Among the REC10′s capabilities are a number of “Smart Features”—as they are described in the interface. Smart Features include Access Schedule: You can set when the extender’s Wi-Fi is enabled or disabled by day and time. Remember, this will only set a schedule for wireless clients connected to the extender’s SSID, even if settings were cloned from the router.  User access control based on MAC address is another feature.

You can also adjust the output power to limit wireless coverage. You would want to do this if you are trying to limit how far geographically your SSID can be viewed by others. It’s also a good way to save on power usage if you are covering a smaller space. By default, the output is set to 100 percent and most users would be advised to leave the default.

Guest networking, WPS, WPA, and WPA2 are all supported. The interface allows for performing device management too, such as reviewing device status and network statistics (for example, amount of packets sent and received), setting up system logging, upgrading firmware, and backing up and restoring the REC10′s settings.

Amped Wireless always offers a sharp, consistent, well-designed, easy-to-navigate interface across its product line. As with other devices I’ve tested from this Amped Wireless, there is plenty of help within the interface. A tab in the upper-right corner provides contextual help and tips as you move through different settings in the interface.

Performance
The REC10 provided decent coverage in our very heavy-interference testing environment. It’s not the best we’ve seen as far as covering at long distance. That distinction goes to D-Link’s DAP-1320 and the BearExtender PC Long Range 802.11n USB WiFi Booster both of which managed to register throughput at distances of over 100 feet away from a router using the Ixia IxChariot utility’s throughput test.

Even at 100 feet, however, though Ixia could not pick up a signal from the extender, I was still able to browse the Web—albeit rather slowly, from a client connected at 100 feet. It wasn’t until I was 150 feet way that my connection to the extended network dropped.

I test these extenders not only at distance from the router, but through glass doors and a couple of sheet-rocked walls. It’s a demanding test, and the REC10 did well overall.
Click the image for performance comparisons to other range extenders.

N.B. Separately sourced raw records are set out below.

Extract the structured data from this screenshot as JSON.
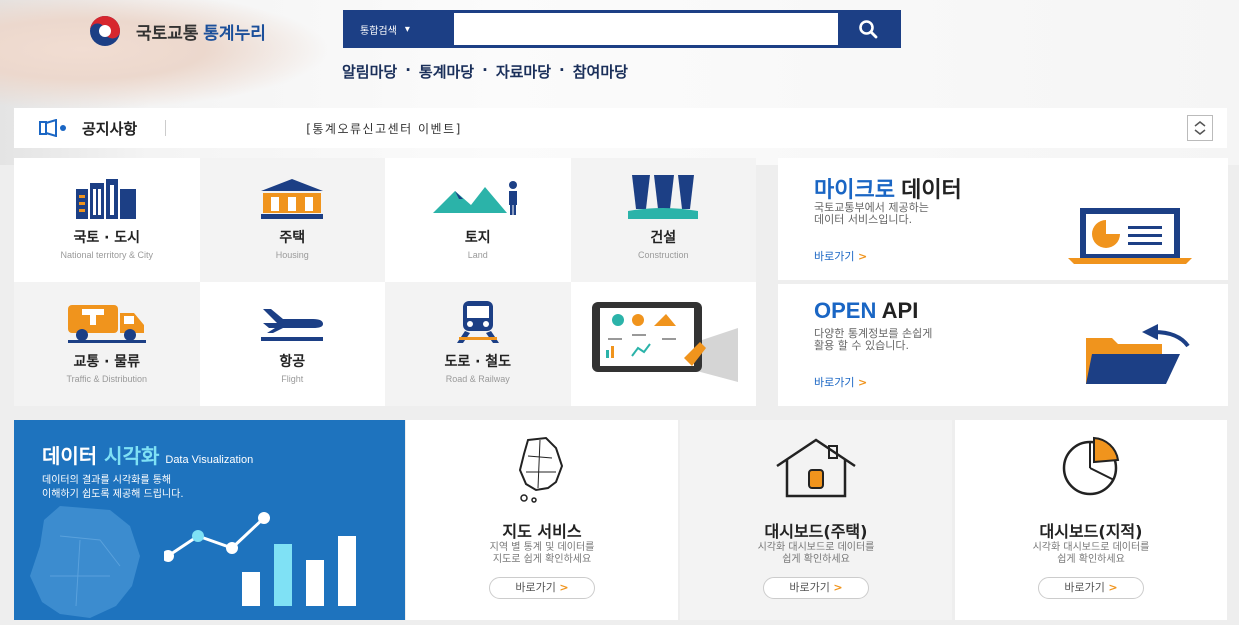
{
  "header": {
    "logo_prefix": "국토교통",
    "logo_main": "통계누리",
    "search": {
      "select_label": "통합검색",
      "placeholder": "",
      "value": ""
    },
    "nav": [
      "알림마당",
      "통계마당",
      "자료마당",
      "참여마당"
    ],
    "nav_separator": "·"
  },
  "notice": {
    "title": "공지사항",
    "text": "[통계오류신고센터 이벤트]"
  },
  "categories": [
    {
      "ko": "국토 · 도시",
      "en": "National territory & City",
      "icon": "city-icon"
    },
    {
      "ko": "주택",
      "en": "Housing",
      "icon": "house-icon"
    },
    {
      "ko": "토지",
      "en": "Land",
      "icon": "land-icon"
    },
    {
      "ko": "건설",
      "en": "Construction",
      "icon": "construction-icon"
    },
    {
      "ko": "교통 · 물류",
      "en": "Traffic & Distribution",
      "icon": "truck-icon"
    },
    {
      "ko": "항공",
      "en": "Flight",
      "icon": "airplane-icon"
    },
    {
      "ko": "도로 · 철도",
      "en": "Road & Railway",
      "icon": "train-icon"
    }
  ],
  "micro": {
    "title_colored": "마이크로",
    "title_rest": " 데이터",
    "desc1": "국토교통부에서 제공하는",
    "desc2": "데이터 서비스입니다.",
    "link": "바로가기",
    "arrow": ">"
  },
  "openapi": {
    "title_colored": "OPEN",
    "title_rest": " API",
    "desc1": "다양한 통계정보를 손쉽게",
    "desc2": "활용 할 수 있습니다.",
    "link": "바로가기",
    "arrow": ">"
  },
  "viz": {
    "title_white": "데이터",
    "title_cyan": "시각화",
    "title_en": "Data Visualization",
    "desc1": "데이터의 결과를 시각화를 통해",
    "desc2": "이해하기 쉽도록 제공해 드립니다."
  },
  "services": [
    {
      "title": "지도 서비스",
      "desc1": "지역 별 통계 및 데이터를",
      "desc2": "지도로 쉽게 확인하세요",
      "button": "바로가기",
      "arrow": ">"
    },
    {
      "title": "대시보드(주택)",
      "desc1": "시각화 대시보드로 데이터를",
      "desc2": "쉽게 확인하세요",
      "button": "바로가기",
      "arrow": ">"
    },
    {
      "title": "대시보드(지적)",
      "desc1": "시각화 대시보드로 데이터를",
      "desc2": "쉽게 확인하세요",
      "button": "바로가기",
      "arrow": ">"
    }
  ],
  "colors": {
    "navy": "#1c3f85",
    "blue": "#1e73be",
    "accent": "#1a66c4",
    "orange": "#f0941d",
    "teal": "#2bb3a9"
  }
}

Very Good Extender with Extensive Features
The Amped REC10 is a very good Wi-Fi extender. What pushes it to excellence is its easy setup, Ethernet port (although Gigabit would be preferable over Fast Ethernet), and advanced features. It’s a four out of five star earner among range extenders. If you are looking for a range extender that also has advanced features plus an Ethernet port, the REC10 is a good bet. If you are just looking for an extender that’s dead-simple to set up and that can cover quite a large area, check out our Editors’ Choice, the D-Link DAP-1320.

Specifications
Device Type WiFi Extender
Networking Options 802.11n

Verdict
Amped Wireless' High Power 600mW Compact Wi-Fi Range Extender (REC10) does a good job extending a Wi-Fi network and is a most feature-rich range extender/signal boosters. It's advanced capabilities go beyond what the typical wireless extender offers, making this signal booster more intriguing for power users.